Rating: This book started out a little hard to get into, but the second half made up for this.
Titles: Cinder, Scarlet, Cress, Fairest, Winter
Author: Marissa Meyer
Genre: Young Adult Science Fiction/Fantasy
Synopsis: A series of fairy tale retelling that take place in the future. The first is a retelling of Cinderella with her as a cyborg.
Review: It is hard to put my thoughts about this series into words. On one hand, I really loved the first three books which I read one after the other. On the other, I wasn’t a fan of the novella, Fairest, and my opinion of Winter is a conflicting mess.
All four of these books are very fast paced. I read them in a short span of time because they’re the type of books that have one thing happen directly after another. That said, I think I would have enjoyed Winter much more if I had read it long after the other three books.
I read Cinder and Scarlet one after another about a month before the release of Cress. I read Cress within days of its release. This means that I had over a year to wait between the release of Cress and Winter.
This series is character driven. The readers’ enjoyment depends very much on how much they care about the characters. I’m not going to go into details because I don’t want to spoil anything, but each book in this series adds a new main character as its focus while continuing the ongoing plot line from the previous books.
By the time the story gets to Winter there are a lot of narrators. This isn’t necessarily a problem as Marissa Meyer is good at jumping between narrators and story-lines. The way the multiple perspectives were handled especially well in Cress where I really enjoyed the characters’ various story-arcs.
In Winter I still never felt the urge to skip any character’s perspectives. Everything included still seemed interesting and relevant, but I felt like because there were so many characters there wasn’t much time to focus on any one. Because of the time I spent between reading Cress and Winter I feel as if I lost connection to the characters and was never able to entirely regain it.

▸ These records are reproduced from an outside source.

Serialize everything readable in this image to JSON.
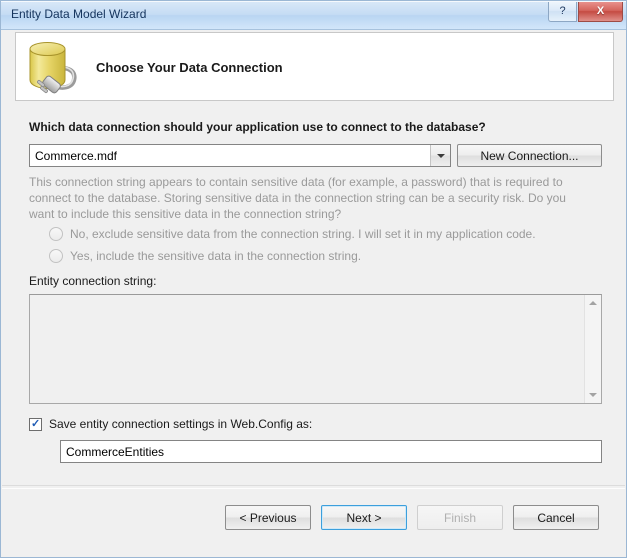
{
  "window": {
    "title": "Entity Data Model Wizard",
    "help_label": "?",
    "close_label": "X"
  },
  "header": {
    "title": "Choose Your Data Connection",
    "icon": "database-connection-icon"
  },
  "main": {
    "question_label": "Which data connection should your application use to connect to the database?",
    "connection_combo": {
      "value": "Commerce.mdf",
      "arrow_icon": "chevron-down-icon"
    },
    "new_connection_label": "New Connection...",
    "sensitive_note": "This connection string appears to contain sensitive data (for example, a password) that is required to connect to the database. Storing sensitive data in the connection string can be a security risk. Do you want to include this sensitive data in the connection string?",
    "radio_options": [
      {
        "label": "No, exclude sensitive data from the connection string. I will set it in my application code.",
        "selected": false,
        "disabled": true
      },
      {
        "label": "Yes, include the sensitive data in the connection string.",
        "selected": false,
        "disabled": true
      }
    ],
    "entity_connection_string_label": "Entity connection string:",
    "entity_connection_string_value": "",
    "scrollbar": {
      "up_icon": "scroll-up-arrow-icon",
      "down_icon": "scroll-down-arrow-icon"
    },
    "save_checkbox": {
      "label": "Save entity connection settings in Web.Config as:",
      "checked": true,
      "check_glyph": "✓"
    },
    "save_name_value": "CommerceEntities"
  },
  "footer": {
    "buttons": [
      {
        "label": "< Previous",
        "state": "enabled"
      },
      {
        "label": "Next >",
        "state": "default"
      },
      {
        "label": "Finish",
        "state": "disabled"
      },
      {
        "label": "Cancel",
        "state": "enabled"
      }
    ]
  },
  "colors": {
    "titlebar": "#c5dcf4",
    "body": "#f0f0f0",
    "accent_focus": "#3c9fdc",
    "close_button": "#c44b42",
    "disabled_text": "#9a9a9a",
    "icon_cylinder": "#e8d96a"
  }
}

One of my favorite parts of the Lunar Chronicles is how the retelling aspect is executed. While the story is technically a retelling with several callbacks to the original story woven throughout, it also has an ongoing original story-arc connecting all of the books together. This ongoing original story helps to keep the book from being too predictable.
That said, I felt the world-building could have been better executed. Often while reading I had trouble understanding what was being described, and how the world had gotten to be how it was in the Lunar Chronicles from how it was now. This is especially true of the governments in the story. I have a hard time seeing how so many large countries would revert to being ruled by monarchies in which the emperor/king/queen had such a significant amount of power, and how said countries came to have the boarders that they did.
The Lunar’s essentially magical “gift” was especially difficult for me to understand. I didn’t see what the limits of using it were, and was confused about how certain people came to have so much more control than others.
Rating: I’m giving the series a 4.5/5 overall because of the amount of time I’ve spent obsessed with it.